Security Is Never Free -- Ask DNSSEC

Volume 13 Number 1 of the Cisco IP Journal features a fascinating DNS troubleshooting article titled "Rolling Over DNSSEC Keys" by George Michaelson, APNIC, Patrick Wallstrõm, .SE, Roy Arends, Nominet, and Geoff Huston, APNIC. It's one of the best articles I've ever read in IPJ. You should subscribe (it's free) if you like this blog.

In the article, the authors investigate a surge of DNS traffic suffered by a secondary DNS server that is authoritative for a number of subdomains of the in-addr.arpa zone.

The article explains what happens next.

I can cut to the chase with the following quotes:

In other words, in this example scenario with stale Trust Anchor keys in a local client's resolver, a single attempt to validate a single DNS response will cause the client to send a further 844 queries, and each .com Name Server to receive 56 DNSKEY RR queries and 4 DS RR queries...

The problem with key rollover and local management of trust keys appears to be found in around 1 in every 1,500 resolvers in the in-addr.arpa zones.

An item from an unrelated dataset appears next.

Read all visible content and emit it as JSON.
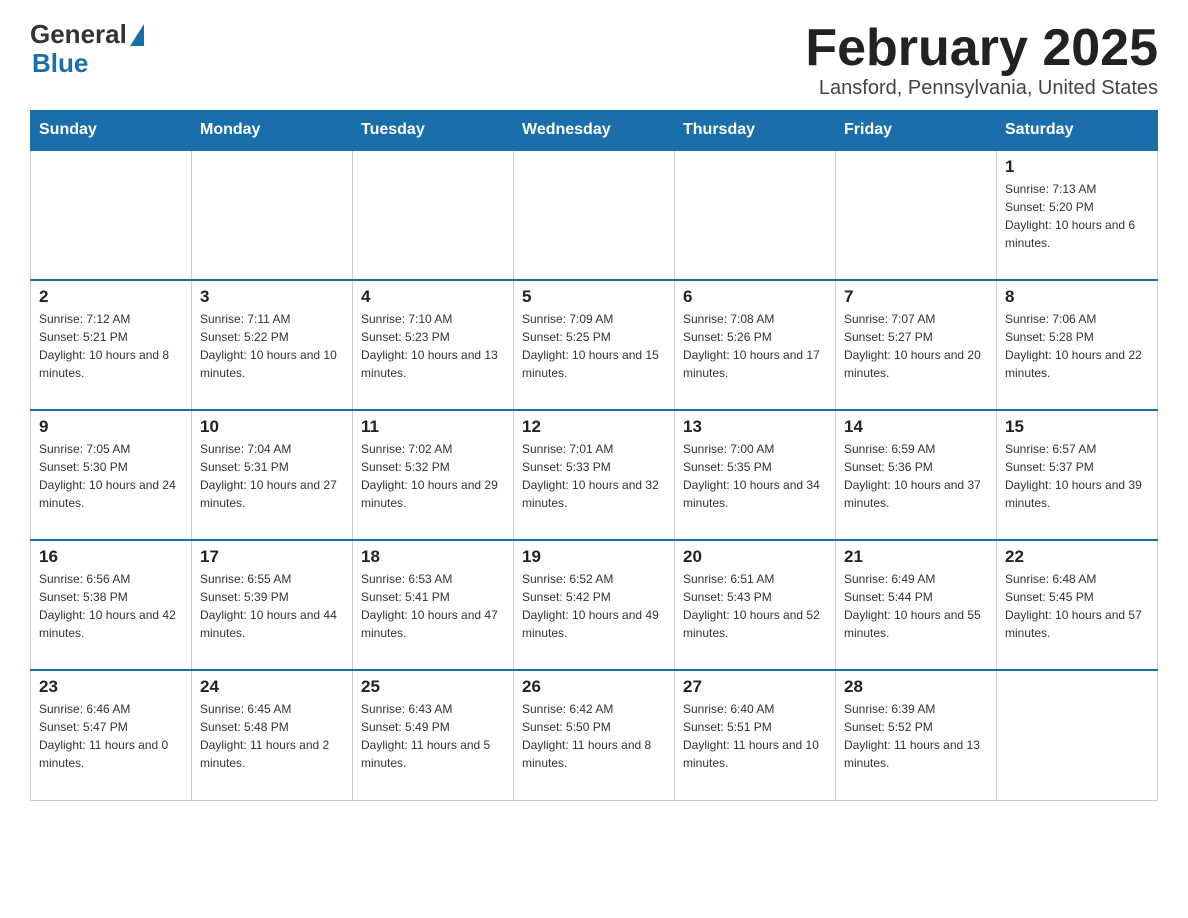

With a current client population of some 1.5 million distinct resolver client addresses each day for these in-addr.arpa zones, there are some 1,000 resolvers who have lapsed into this repeated query mode following the most recent key rollover of December 2009. Each subzone of in-addr.arpa has six Name Server records, and all servers see this pathological re-query behavior following key rollover.

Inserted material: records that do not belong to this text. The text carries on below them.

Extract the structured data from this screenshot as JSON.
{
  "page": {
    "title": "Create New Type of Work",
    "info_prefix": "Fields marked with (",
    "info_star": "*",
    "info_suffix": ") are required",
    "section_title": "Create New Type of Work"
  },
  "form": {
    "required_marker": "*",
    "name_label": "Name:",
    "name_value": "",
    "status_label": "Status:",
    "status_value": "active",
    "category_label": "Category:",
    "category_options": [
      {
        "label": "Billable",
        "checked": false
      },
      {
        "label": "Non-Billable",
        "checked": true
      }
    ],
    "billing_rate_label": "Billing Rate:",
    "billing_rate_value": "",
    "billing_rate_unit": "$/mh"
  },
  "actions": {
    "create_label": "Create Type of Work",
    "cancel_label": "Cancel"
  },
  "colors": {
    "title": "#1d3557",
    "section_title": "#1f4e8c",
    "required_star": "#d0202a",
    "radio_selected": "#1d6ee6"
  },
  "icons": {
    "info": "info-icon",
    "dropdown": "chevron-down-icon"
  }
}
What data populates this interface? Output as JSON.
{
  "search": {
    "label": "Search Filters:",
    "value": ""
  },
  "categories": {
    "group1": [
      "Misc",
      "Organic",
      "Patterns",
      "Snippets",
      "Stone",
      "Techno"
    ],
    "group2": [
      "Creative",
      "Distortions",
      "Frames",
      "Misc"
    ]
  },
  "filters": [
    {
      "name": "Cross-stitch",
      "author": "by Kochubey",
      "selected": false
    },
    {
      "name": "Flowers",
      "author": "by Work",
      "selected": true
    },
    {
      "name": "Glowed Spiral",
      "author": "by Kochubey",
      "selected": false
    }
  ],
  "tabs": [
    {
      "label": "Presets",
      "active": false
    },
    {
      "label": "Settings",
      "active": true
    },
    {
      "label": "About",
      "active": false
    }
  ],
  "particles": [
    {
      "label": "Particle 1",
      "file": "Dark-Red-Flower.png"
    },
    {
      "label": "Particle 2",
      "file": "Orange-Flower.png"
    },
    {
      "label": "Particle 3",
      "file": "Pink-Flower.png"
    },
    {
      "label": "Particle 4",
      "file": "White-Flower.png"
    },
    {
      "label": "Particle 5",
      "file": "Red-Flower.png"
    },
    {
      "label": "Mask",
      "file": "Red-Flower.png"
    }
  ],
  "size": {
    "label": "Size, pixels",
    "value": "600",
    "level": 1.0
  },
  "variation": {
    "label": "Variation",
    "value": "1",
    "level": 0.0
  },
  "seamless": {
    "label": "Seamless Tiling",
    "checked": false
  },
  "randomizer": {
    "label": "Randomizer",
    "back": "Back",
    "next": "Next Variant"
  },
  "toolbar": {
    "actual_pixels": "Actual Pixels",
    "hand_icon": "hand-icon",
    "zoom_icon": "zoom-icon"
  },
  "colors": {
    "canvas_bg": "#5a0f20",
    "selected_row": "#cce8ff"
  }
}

The conclusion is excellent:

It is an inherent quality of the DNSSEC deployment that in seeking to prevent lies, an aspect of the stability of the DNS has been weakened.

When a client falls out of synchronization with the current key state of DNSSEC, it will mistake the current truth for an attempt to insert a lie.

The subsequent efforts of the client to perform a rapid search for what it believes to be a truthful response could reasonably be construed as a legitimate response, if indeed this instance was an attack on that particular client. Indeed, to do otherwise would be to permit the DNS to remain an untrustable source of information.

However, in this situation of slippage of synchronized key state between client and server, the effect is both local failure and the generation of excess load on external servers — and if this situation is allowed to become a common state, it has the potential to broaden the failure state to a more general DNS service failure through load saturation of critical DNS servers.

This aspect of a qualitative change of the DNS is unavoidable, and it places a strong imperative on DNS operations and the community of the 5 million current and uncountable future DNS resolvers to understand that "set and forget" is not the intended mode of operation of DNSSEC-equipped clients.


To me, an interesting aspect of this story is that deployment of a security protocol in the real world is ultimately degraded by operational issues. We could probably name countless examples of this; DNSSEC is only the latest.

1 comment:

Security Retentive said...

FWIW - this extremely bad behavior from BIND has been patched, or is being patched. This was wacky behavior. It happened because of kludges set up in the absence of a signed root. Essentially people hard-coding DNSSEC keys.

Your general point still stands of course.